Ireland Survey Reveals Sharp Drop in Church Attendance

A study by ARK, a joint initiative between Queen’s University and the University of Ulster, has found a dramatic decrease in the numbers going to church in Ireland, reports the Belfast Telegraph.

|TOP|According to the report, entitled ‘Driven to disaffection: Religious independents in Northern Ireland’, the Catholic Church in Ireland has seen a sharp drop in attendance from 90 per cent to 62 per cent in 15 years.

The report, based on numerous surveys from the period between 1989 and 2004, found that whereas Catholics were more likely to stay with the Church but simply attend less, Protestants tended to move away from churches altogether.

The number of Presbyterians attending church was also found to have dropped from just under 50 per cent in 1989 to 40 per cent by 2004, and a similar drop in attendance at the Church of Ireland from slightly under 40 per cent in 1989 to 35 per cent in 2004.

Professor Ian McAllister, one of the researchers of the report, also found a sharp rise in religious non-affiliation. He said: “The 1951 census recorded only 221 freethinkers and 64 atheists, amounting to 0.02% of the population. In addition, a further 5,865 did not state their religion.”
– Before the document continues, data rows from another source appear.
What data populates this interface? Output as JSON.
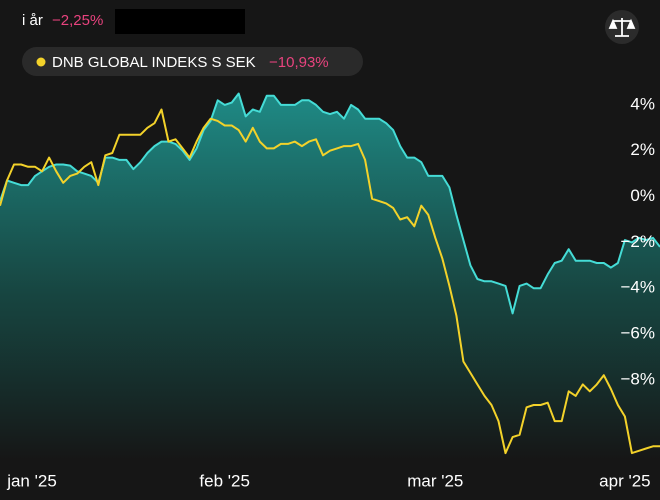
{
  "header": {
    "period": "i år",
    "return": "−2,25%"
  },
  "chart_data": {
    "type": "line",
    "categories": [
      null,
      null,
      null,
      null,
      "jan '25",
      null,
      null,
      null,
      null,
      null,
      null,
      null,
      null,
      null,
      null,
      null,
      null,
      null,
      null,
      null,
      null,
      null,
      null,
      null,
      null,
      null,
      null,
      null,
      null,
      null,
      null,
      null,
      "feb '25",
      null,
      null,
      null,
      null,
      null,
      null,
      null,
      null,
      null,
      null,
      null,
      null,
      null,
      null,
      null,
      null,
      null,
      null,
      null,
      null,
      null,
      null,
      null,
      null,
      null,
      null,
      null,
      null,
      null,
      "mar '25",
      null,
      null,
      null,
      null,
      null,
      null,
      null,
      null,
      null,
      null,
      null,
      null,
      null,
      null,
      null,
      null,
      null,
      null,
      null,
      null,
      null,
      null,
      null,
      null,
      null,
      null,
      "apr '25",
      null,
      null,
      null,
      null,
      null
    ],
    "series": [
      {
        "color": "#45dcd6",
        "area": true,
        "values": [
          -0.2,
          0.7,
          0.6,
          0.5,
          0.5,
          0.9,
          1.1,
          1.3,
          1.4,
          1.4,
          1.35,
          1.1,
          1.0,
          0.9,
          0.6,
          1.7,
          1.7,
          1.6,
          1.6,
          1.2,
          1.5,
          1.9,
          2.2,
          2.4,
          2.4,
          2.3,
          2.0,
          1.6,
          2.1,
          2.9,
          3.3,
          4.2,
          4.0,
          4.1,
          4.5,
          3.5,
          3.8,
          3.7,
          4.4,
          4.4,
          4.0,
          4.0,
          4.0,
          4.2,
          4.2,
          4.0,
          3.7,
          3.6,
          3.7,
          3.4,
          4.0,
          3.8,
          3.4,
          3.4,
          3.4,
          3.2,
          2.9,
          2.2,
          1.7,
          1.7,
          1.5,
          0.9,
          0.9,
          0.9,
          0.4,
          -0.8,
          -1.9,
          -3.0,
          -3.6,
          -3.7,
          -3.7,
          -3.8,
          -3.9,
          -5.1,
          -3.9,
          -3.8,
          -4.0,
          -4.0,
          -3.4,
          -2.9,
          -2.8,
          -2.3,
          -2.8,
          -2.8,
          -2.8,
          -2.9,
          -2.9,
          -3.1,
          -2.9,
          -1.9,
          -2.0,
          -1.8,
          -1.9,
          -1.8,
          -2.2
        ]
      },
      {
        "name": "DNB GLOBAL INDEKS S SEK",
        "return": "−10,93%",
        "color": "#f3d22a",
        "area": false,
        "values": [
          -0.4,
          0.7,
          1.4,
          1.4,
          1.3,
          1.3,
          1.1,
          1.7,
          1.1,
          0.6,
          0.9,
          1.0,
          1.3,
          1.5,
          0.5,
          1.8,
          1.9,
          2.7,
          2.7,
          2.7,
          2.7,
          3.0,
          3.2,
          3.8,
          2.4,
          2.5,
          2.1,
          1.7,
          2.4,
          3.0,
          3.4,
          3.3,
          3.1,
          3.1,
          2.9,
          2.4,
          3.0,
          2.4,
          2.1,
          2.1,
          2.3,
          2.3,
          2.4,
          2.2,
          2.4,
          2.5,
          1.8,
          2.0,
          2.1,
          2.2,
          2.2,
          2.3,
          1.6,
          -0.1,
          -0.2,
          -0.3,
          -0.5,
          -1.0,
          -0.9,
          -1.3,
          -0.4,
          -0.8,
          -1.8,
          -2.7,
          -3.9,
          -5.2,
          -7.2,
          -7.7,
          -8.2,
          -8.7,
          -9.1,
          -9.8,
          -11.2,
          -10.5,
          -10.4,
          -9.2,
          -9.1,
          -9.1,
          -9.0,
          -9.8,
          -9.8,
          -8.5,
          -8.7,
          -8.2,
          -8.5,
          -8.2,
          -7.8,
          -8.4,
          -9.1,
          -9.6,
          -11.2,
          -11.1,
          -11.0,
          -10.9,
          -10.9
        ]
      }
    ],
    "ylim": [
      -11.5,
      5
    ],
    "yticks": [
      {
        "value": 4,
        "label": "4%"
      },
      {
        "value": 2,
        "label": "2%"
      },
      {
        "value": 0,
        "label": "0%"
      },
      {
        "value": -2,
        "label": "−2%"
      },
      {
        "value": -4,
        "label": "−4%"
      },
      {
        "value": -6,
        "label": "−6%"
      },
      {
        "value": -8,
        "label": "−8%"
      }
    ],
    "grid": false
  }
}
He noted that in the 2001 13.9 per cent now described themselves as having no religion or refused to state a religion, whilst the 2004 Northern Ireland Life and Times Survey found 11.5 per cent described themselves as religious “independents”.

The reasons attributed to this development includes lifestyle changes such as extended years of education and delayed marriage, known as the “cohort explanation”, which will see the proportion of those without a religion gradually increase as each succeeding age group enters the adult population.

This theory is supported by the research which shows that the youngest group studied – those born between 1985 and 1996 – were the age category with the most likely to have no religion.